The expression of p38, ERK1 and Bax proteins has increased during the treatment of newly diagnosed acute promyelocytic leukemia with arsenic trioxide

Background: Promising reports exist regarding the use of arsenic trioxide (ATO) as first-line treatment in acute promyelocytic leukemia (APL). Although the in vitro effect of ATO is extensively studied, the in vivo mechanism(s) of ATO action is mostly unknown. Patients and methods: Newly diagnosed APL patients were involved and received ATO (0.15 mg·kg/day) for 28 days as induction followed by consolidation therapy. Bone marrow (BM) aspirates were obtained on days 0, 14 and 28 of treatment for further molecular studies. Clinical findings and white blood cell counts were recorded as well. Results: Complete remission was observed in 17 (85%) patients with the median duration of 28 days (18-38) and cumulative dosage of median 280 mg (180-350). Hyperleukocytosis and APL differentiation syndrome (63%), gastrointestinal disorders (30%), liver enzyme elevation and night sweating (50%) were the most prevalent side-effects.

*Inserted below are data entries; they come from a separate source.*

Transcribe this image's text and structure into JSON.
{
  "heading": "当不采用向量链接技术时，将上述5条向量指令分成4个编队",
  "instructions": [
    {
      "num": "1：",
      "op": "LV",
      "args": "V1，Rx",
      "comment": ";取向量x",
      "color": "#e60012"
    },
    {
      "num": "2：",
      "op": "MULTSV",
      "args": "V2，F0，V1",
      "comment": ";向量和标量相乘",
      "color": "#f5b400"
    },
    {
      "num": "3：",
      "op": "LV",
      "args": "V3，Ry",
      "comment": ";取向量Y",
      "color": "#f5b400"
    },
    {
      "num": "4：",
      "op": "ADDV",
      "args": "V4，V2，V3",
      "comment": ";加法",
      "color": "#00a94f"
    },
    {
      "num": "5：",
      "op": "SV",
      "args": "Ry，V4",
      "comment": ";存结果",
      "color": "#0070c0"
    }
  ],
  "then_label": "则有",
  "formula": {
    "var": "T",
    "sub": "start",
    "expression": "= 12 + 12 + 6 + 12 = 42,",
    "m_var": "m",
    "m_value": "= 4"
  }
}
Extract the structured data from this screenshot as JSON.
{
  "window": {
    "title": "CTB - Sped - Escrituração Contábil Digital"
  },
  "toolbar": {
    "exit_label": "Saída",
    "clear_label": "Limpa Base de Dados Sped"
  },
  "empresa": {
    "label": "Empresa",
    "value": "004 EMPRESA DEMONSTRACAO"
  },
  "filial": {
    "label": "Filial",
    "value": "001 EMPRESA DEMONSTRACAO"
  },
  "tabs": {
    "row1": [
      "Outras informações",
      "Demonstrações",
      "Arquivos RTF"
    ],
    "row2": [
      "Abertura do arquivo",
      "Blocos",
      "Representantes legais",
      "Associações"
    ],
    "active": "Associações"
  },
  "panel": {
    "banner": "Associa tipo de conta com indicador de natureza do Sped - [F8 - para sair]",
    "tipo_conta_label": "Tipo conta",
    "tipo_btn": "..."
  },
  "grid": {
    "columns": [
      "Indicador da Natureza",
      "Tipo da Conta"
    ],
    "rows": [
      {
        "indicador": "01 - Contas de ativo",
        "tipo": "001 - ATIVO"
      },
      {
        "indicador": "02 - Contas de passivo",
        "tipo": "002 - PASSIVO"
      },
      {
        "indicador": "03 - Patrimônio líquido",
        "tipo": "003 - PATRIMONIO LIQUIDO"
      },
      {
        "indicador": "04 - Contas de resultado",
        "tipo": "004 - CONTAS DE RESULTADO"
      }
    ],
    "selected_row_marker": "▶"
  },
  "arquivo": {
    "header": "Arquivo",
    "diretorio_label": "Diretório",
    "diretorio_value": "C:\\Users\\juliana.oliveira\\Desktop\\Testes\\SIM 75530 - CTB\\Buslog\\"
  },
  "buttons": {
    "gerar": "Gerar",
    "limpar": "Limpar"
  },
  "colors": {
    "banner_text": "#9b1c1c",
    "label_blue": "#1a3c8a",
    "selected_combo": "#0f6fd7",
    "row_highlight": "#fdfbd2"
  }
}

The expression of Bax, ERK1 and p38 proteins and caspase-3 activity increased significantly in promyelocytes of BM aspirates at days 14 and 28 of induction therapy. Conclusion(s): These findings point toward the role of p38 and Bax in the induction of apoptosis, which was confirmed by increase in caspase-3 activity. However, the increase in ERK1 expression with regard to leukocytosis could translate to a proliferative/differentiation effect.